Rich Bennett and Wes Sisson of Heidelberg, Burt Blank of Mannheim, Jack Dougan of Baumholder, Ted Marr of Ansbach and Ross Calvert, Mike Kennedy and Doug Sommer of Bitburg retired at the end of this school year, taking with them a total of 232 years of athletic experience in DODDS.

Most of those careers, an average of 27 years each, dated back to the heyday of DODDS sports in Europe. That was the Cold War era when nearly 60 high schools competed for titles. Those titles meant even more considering teams fielded players like of Mannheim’s Kevin Green, who went on to star in the NFL; Würzburg’s Mike Brown, who now coaches the Cleveland Cavaliers of the NBA; or Shaquille O’Neal, who as a 6-foot-9 freshman at Fulda caused jaws to drop.

All that changed with the 1990s drawdown that accompanied the West’s Cold War victory. Now, with only 32 DODDS schools competing, the talent pool isn’t nearly as deep.

“Frankfurt had 1,100 students and didn’t even count freshman, and Kaiserslautern had 1,800,” recalled Blank, who began his 16 years as head or assistant football coach for Mannheim in 1981 and also coached the Lady Bison basketball team for 12 years.
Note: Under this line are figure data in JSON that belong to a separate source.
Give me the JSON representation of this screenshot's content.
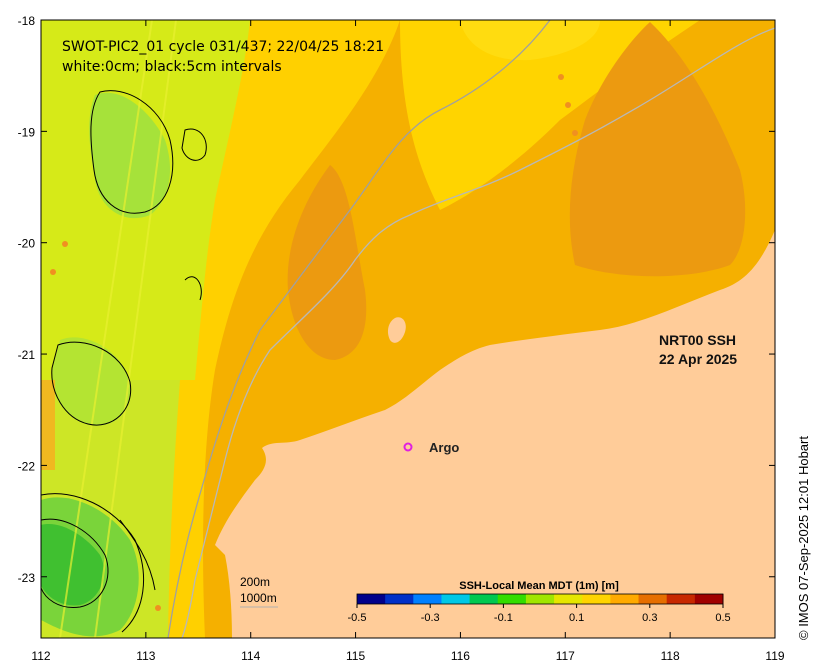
{
  "title_line1": "SWOT-PIC2_01 cycle 031/437; 22/04/25 18:21",
  "title_line2": "white:0cm; black:5cm intervals",
  "product_line1": "NRT00 SSH",
  "product_line2": "22 Apr 2025",
  "argo_label": "Argo",
  "contour_label_200": "200m",
  "contour_label_1000": "1000m",
  "colorbar_title": "SSH-Local Mean MDT (1m) [m]",
  "colorbar_ticks": [
    "-0.5",
    "-0.3",
    "-0.1",
    "0.1",
    "0.3",
    "0.5"
  ],
  "colorbar_colors": [
    "#00008b",
    "#0030c8",
    "#0080ff",
    "#00c8e6",
    "#00c850",
    "#33dd00",
    "#a0e600",
    "#e6e600",
    "#ffd400",
    "#ffaa00",
    "#e66e00",
    "#c82800",
    "#a00000"
  ],
  "credit": "© IMOS 07-Sep-2025 12:01 Hobart",
  "x_ticks": [
    "112",
    "113",
    "114",
    "115",
    "116",
    "117",
    "118",
    "119"
  ],
  "y_ticks": [
    "-18",
    "-19",
    "-20",
    "-21",
    "-22",
    "-23"
  ],
  "colors": {
    "land": "#ffcc99",
    "sea_orange": "#f5b000",
    "sea_dark": "#ec9a10",
    "sea_yellow": "#ffd400",
    "sea_lime": "#d8ec20",
    "sea_green": "#a0e040",
    "sea_deep_green": "#40c030",
    "argo": "#e020e0"
  }
}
“We used to say in basketball that you had to have three good players to have a chance to win a championship. Now, if you have one good player, you’re in it.”

Bennett, who attended Heidelberg for four years and worked at Mannheim before returning to his alma mater in 1980 to coach volleyball, basketball and track, noticed the change, too.

“Back in the ’80s, we had two guys from Heidelberg go to the NFL (linebacker Ron George and quarterback Eric Zeier),” he said. “We had a lot more to choose from. If you look at the basketball team pictures, you’ll see a lot of tall guys in them.”

With less talent, the teams don’t measure up to the past, he added. “It’s not as competitive now,” he said. “Now, when you win a championship, it’s watered down.”

Added Marr, who coached boys basketball for 31 years at Ansbach, “As the schools got smaller, it became harder to maintain the program. Back then, we had to cut people and had large JV programs. As the enrollment shrank, we had to give up JV.”

Calvert, who coached football, wrestling and track at SHAPE, Incirlik, AFCENT (now AFNORTH) and Berlin before closing out his career at Bitburg as the Barons’ athletic director, noticed a change in attitude that further drained the talent pool.

“Kids have other interests,” he said. “Once you could dangle the prospect of wearing a letter jacket in front of a kid and he’d come out. Now, they don’t seem as interested in athletics.”

Even some of those who do participate are a different breed, said Heidelberg’s Sisson, who arrived to coach basketball and volleyball in 1978 and who has been athletic director for the Lions since 1993.

“Kids are probably more athletic today, but they have a tendency to be not as concerned with the team as with individual success,” he said.

Even though the base is shrinking, most of the retirees saw no impediment to a continuing DODDS sports program.

“There’s an emotional commitment from DODDS to the military command to make it not so disruptive for a kid to come over here,” Calvert said. “They’ll find the resources to keep it going.”

Added Marr, “We’re committed to giving kids an opportunity. We’re always looking for ways to make it happen.”

Marr spoke for the majority when he called coaching for DODDS a satisfying assignment — especially the travel.

“We’d play in Berlin and stay at a hotel in the Wannsee,” he recalled. “We’d be sitting in a room and someone would say, ‘In this room, the decision on the Final Solution was made.’

“It takes your breath away to be that close to history.”

Summarized Calvert: “It was always rewarding. You don’t get the same reinforcement in the classroom as you do in coaching. In class, there are students who don’t want to be there. In athletics, everyone wants to be there."

Including himself, for every one of those 32 years.

“It was a wonderful experience,” he said. “Any educator will tell you that you get a certain amount of energy just being around kids.”